About the Project
SeNeReKo was a joint research project of the Center for Religious Studies (CERES) at Ruhr University Bochum and the Trier Center for Digital Humanities (TCDH). Through collaboration of humanities, social sciences and computer science, new methods for analyzing historical religious resources were developed. This “digital humanities” project built on previous efforts of digitization and encoding of historical corpora. The project aimed to enable the utilization of digital resources and new methodological approaches currently available for use in religious studies.
The starting point were questions concerning religious contacts: Building upon works of the Käte Hamburger Kolleg in Bochum and the concept of “relational religion”, transfer of religious ideas as well as lines of religious conflict were analyzed. Religion was understood as a network of numerous links: Religious traditions are constituted by internal links between its components, as well as through links to different religious traditions; A religious field is constituted internally by links between different religious traditions, and externally through relations to its environment. In the context of this project, we looked for semantic and social hints for interactions between religious traditions. For this purpose, we analysed two exemplary corpora: the Buddhist Pali canon and ancient Egyptian texts. In the case of the Pali canon, interreligious relations were analysed as references to religious competitors like Brahmin priests, among others. In the Egyptian texts, which go back as far as the third millennium B.C.E., we focussed on religious contacts to western Asia, the Mediterranean and the Kushite south.
In order to answer these research questions we appled and enhanced existing network analysis methods. Techniques of social network analysis, which are used in the social sciences, were supplemented by methods of semantic network analysis. Through these means, social relations and semantic structures could be analyzed in order to answer questions concerning knowledge transfer within and between religious communities.

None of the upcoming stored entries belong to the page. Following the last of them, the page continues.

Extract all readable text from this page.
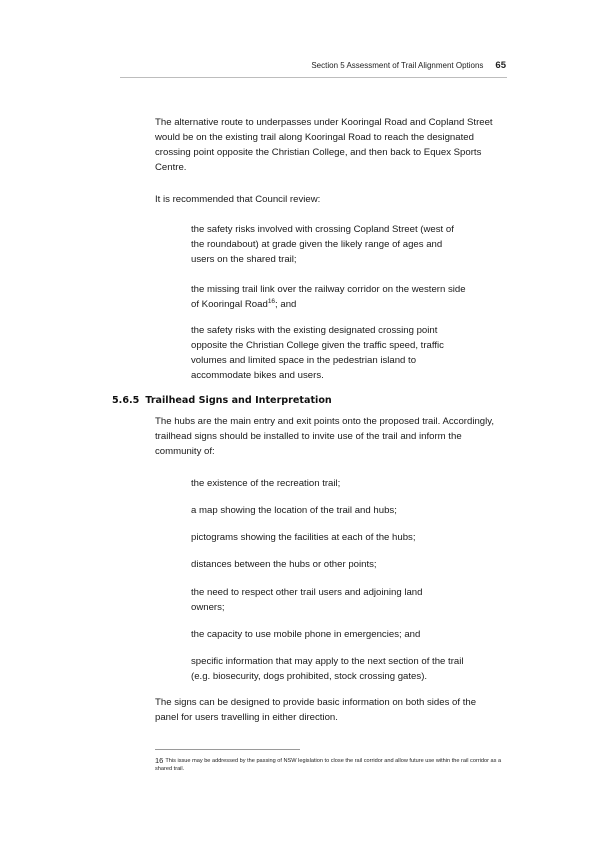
Section 5 Assessment of Trail Alignment Options 65

The alternative route to underpasses under Kooringal Road and Copland Street would be on the existing trail along Kooringal Road to reach the designated crossing point opposite the Christian College, and then back to Equex Sports Centre.

It is recommended that Council review:

the safety risks involved with crossing Copland Street (west of the roundabout) at grade given the likely range of ages and users on the shared trail;

the missing trail link over the railway corridor on the western side of Kooringal Road$^{16}$; and

the safety risks with the existing designated crossing point opposite the Christian College given the traffic speed, traffic volumes and limited space in the pedestrian island to accommodate bikes and users.

The hubs are the main entry and exit points onto the proposed trail. Accordingly, trailhead signs should be installed to invite use of the trail and inform the community of:

the existence of the recreation trail;

a map showing the location of the trail and hubs;

pictograms showing the facilities at each of the hubs;

distances between the hubs or other points;

the need to respect other trail users and adjoining land owners;

the capacity to use mobile phone in emergencies; and

specific information that may apply to the next section of the trail (e.g. biosecurity, dogs prohibited, stock crossing gates).

The signs can be designed to provide basic information on both sides of the panel for users travelling in either direction.

5.6.5 Trailhead Signs and Interpretation
16 This issue may be addressed by the passing of NSW legislation to close the rail corridor and allow future use within the rail corridor as a shared trail.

The required technological methods were developed by the Trier Center for Digital Humanities (TCDH). The TCDH provided a virtual research environment adapted to suite the project’s requirements. It supported the complete process of storing and analyzing text as well as visualizing research results. Using tools for automated relation extraction from texts, greater amounts of data could be processed than through manual analysis. All procedures were developed as tools for general use, so they can be easily adapted for similar questions and other text corpora in the future. For the languages at hand, ancient Egyptian and Pali, no such tools existed before, so their development was an integral part of the project.